For several months, exacerbated by the pandemic, the news has abounded in the opinions of people and organizations, politicians included, concerned about the societal challenges presented by chronic homelessness, disaffiliation, poverty and the lack of decent housing. . A reality peculiar to an urban environment, but which now sadly extends its borders. These themes have also animated the debate of recent electoral campaigns.
A priori, it is encouraging to note that we are becoming collectively aware of people in difficulty and that a certain consensus seems to emerge as to the fact that they have often worsened their lot during this unprecedented health crisis. Moreover, it is disconcerting to note that the measures proposed to respond to them continue to invariably favor the implementation of ad hoc emergency responses.
How proud have we not yet understood that it is not by reproducing the same answers, which have turned out to be sub-optimal, that we will really help to change things?
There is an old saying, however, that it is better to buy a new boat than to run out of life bailing out an old boat that is taking on water.
Unfortunately, our response to the challenges of social disruption, homelessness, poverty, hunger, and so on, still boils down to considering that a few community groups, underfunded by the state, will single-handedly row and row. caring for people on the margins of society.
A reflex which moreover conditions community organizations to operate in a vacuum, to compete to obtain often insufficient funding and to set up services mainly responding to emergencies.
Networking
Why not instead join forces and work in a network and develop a continuum of services and solutions?
Indeed, it is illusory to think that food banks alone can solve the problem of poverty, any more than heat stops or temporary shelters can overcome chronic homelessness.
Are the lines getting longer? Whatever, we add an emergency fund. Thus, we have developed the annoying habit of feeding the problem rather than trying to solve it. Worse, we feel empowered and encouraged to do so in the face of growing demand for our services.
Quebec’s social safety net is woven from a fragile network of very independent, underfunded community organizations that have uncertain links with the health network, but also with municipalities.
It is time to come together around a new kind of thinking and approach. We must take the bull by the horns and tackle the root causes of precariousness in a systemic way.
Let’s ask ourselves the classic question: how would we design key services for disadvantaged people from a blank sheet of paper? We bet our answer would not come down to opening more food banks and temporary shelters. We would keep these, of course, because they play an important role, but we would also imagine adding contributions from other orders to ensure that the people who go through these services do so.
Initiatives with ephemeral impact
For more than 50 years, we believed that “charity” was the logical way to respond to the needy. We therefore encouraged charitable activities without placing them in a solution mode. By way of illustration, as the holidays approach, we fixate on clothing drives and food drives. Laudable initiatives, but unfortunately ephemeral impacts.
Rather than focusing on one of the essential emergency aid, but without a lasting effect on improving the lot of the people in question, why not design a coherent continuum of services that can work in tandem with the health network, for example? ?

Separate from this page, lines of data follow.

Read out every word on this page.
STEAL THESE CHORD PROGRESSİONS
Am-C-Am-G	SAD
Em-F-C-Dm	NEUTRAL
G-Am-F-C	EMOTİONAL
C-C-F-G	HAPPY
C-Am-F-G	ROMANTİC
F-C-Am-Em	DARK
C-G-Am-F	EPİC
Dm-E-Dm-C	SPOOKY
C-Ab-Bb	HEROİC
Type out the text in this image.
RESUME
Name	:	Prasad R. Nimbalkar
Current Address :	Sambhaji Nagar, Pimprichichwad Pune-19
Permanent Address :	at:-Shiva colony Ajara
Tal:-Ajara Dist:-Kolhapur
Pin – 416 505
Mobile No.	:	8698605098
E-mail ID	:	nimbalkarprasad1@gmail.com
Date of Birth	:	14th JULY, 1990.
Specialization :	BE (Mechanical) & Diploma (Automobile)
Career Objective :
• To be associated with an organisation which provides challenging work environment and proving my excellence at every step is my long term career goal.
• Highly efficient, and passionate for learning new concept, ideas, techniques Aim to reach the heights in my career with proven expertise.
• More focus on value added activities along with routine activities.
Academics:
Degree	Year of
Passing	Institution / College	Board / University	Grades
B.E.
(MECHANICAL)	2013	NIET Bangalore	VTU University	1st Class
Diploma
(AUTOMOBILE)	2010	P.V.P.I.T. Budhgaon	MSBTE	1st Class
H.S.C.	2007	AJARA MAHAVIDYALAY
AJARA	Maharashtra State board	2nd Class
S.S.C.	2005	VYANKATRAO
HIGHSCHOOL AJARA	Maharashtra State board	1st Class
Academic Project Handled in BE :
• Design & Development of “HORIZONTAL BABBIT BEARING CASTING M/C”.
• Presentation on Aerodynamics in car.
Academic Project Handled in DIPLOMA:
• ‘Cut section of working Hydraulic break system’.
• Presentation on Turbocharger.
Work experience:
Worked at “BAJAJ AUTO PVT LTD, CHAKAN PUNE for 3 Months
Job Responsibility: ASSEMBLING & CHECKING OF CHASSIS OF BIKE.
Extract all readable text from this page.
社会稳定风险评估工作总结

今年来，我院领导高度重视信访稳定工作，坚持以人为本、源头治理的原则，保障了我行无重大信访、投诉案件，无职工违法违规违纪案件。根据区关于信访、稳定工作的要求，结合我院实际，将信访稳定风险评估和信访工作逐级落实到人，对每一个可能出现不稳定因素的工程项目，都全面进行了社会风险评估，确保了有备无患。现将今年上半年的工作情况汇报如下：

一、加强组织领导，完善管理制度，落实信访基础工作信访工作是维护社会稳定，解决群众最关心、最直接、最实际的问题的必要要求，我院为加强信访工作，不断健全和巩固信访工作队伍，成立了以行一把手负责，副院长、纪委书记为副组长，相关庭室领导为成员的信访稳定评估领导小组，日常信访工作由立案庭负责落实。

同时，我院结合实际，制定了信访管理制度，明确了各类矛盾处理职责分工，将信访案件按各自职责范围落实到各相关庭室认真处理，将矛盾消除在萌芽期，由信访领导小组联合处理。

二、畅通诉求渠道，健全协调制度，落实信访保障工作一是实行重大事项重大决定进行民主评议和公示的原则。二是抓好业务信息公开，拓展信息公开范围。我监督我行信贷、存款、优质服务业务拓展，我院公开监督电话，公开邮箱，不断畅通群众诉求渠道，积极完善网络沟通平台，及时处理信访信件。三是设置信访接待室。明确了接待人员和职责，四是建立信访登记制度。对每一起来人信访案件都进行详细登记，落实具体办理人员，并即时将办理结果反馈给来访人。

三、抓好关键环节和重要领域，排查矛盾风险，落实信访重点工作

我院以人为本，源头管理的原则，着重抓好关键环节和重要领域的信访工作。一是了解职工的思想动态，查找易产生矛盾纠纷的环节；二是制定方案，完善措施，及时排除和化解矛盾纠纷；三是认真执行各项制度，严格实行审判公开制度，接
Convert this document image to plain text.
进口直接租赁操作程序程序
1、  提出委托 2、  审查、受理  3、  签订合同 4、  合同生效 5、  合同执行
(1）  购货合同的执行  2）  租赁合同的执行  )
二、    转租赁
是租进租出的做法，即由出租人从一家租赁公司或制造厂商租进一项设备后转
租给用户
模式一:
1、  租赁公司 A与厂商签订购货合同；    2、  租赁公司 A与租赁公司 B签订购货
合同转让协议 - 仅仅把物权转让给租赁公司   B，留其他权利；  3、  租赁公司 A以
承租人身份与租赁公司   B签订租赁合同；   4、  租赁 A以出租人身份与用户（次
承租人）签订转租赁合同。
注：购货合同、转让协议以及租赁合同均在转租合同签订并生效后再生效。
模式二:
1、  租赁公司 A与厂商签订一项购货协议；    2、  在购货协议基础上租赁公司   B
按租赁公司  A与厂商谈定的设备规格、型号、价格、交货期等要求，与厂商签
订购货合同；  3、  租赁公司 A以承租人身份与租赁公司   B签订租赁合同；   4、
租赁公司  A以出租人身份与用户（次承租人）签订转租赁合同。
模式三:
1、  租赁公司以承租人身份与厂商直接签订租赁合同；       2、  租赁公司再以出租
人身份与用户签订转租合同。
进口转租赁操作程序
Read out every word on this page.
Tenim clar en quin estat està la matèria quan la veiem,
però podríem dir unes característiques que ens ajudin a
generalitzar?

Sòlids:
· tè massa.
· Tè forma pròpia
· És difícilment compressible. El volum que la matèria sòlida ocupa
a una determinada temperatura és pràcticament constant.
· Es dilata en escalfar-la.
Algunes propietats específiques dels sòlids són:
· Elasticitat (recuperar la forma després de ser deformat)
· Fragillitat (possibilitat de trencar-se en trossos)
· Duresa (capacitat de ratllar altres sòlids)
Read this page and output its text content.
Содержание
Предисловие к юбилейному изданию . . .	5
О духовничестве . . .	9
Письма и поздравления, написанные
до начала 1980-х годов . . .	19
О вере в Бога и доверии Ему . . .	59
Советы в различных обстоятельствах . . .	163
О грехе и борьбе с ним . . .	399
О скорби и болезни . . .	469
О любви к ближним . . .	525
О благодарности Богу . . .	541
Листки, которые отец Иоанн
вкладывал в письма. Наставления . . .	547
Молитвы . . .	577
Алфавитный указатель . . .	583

In fact, we should be encouraged to roll up our sleeves together because the magnitude of the social challenges we face in Quebec remain possible to contain if we act. Our challenges are complex compared to other urban areas in North America, but we are in a better position to meet them.
So what do we need to take action?
Upstream political decisions and structural changes on the ground. To do this, obviously money remains important and more and more are needed, but everyone will agree that bailing a boat that takes on water faster is unlikely to get us to port. What is more, in a context where resources will always be limited, they must be used wisely.
Ultimately, promoting a culture based only on assistantship is like trying to keep a sinking ship afloat.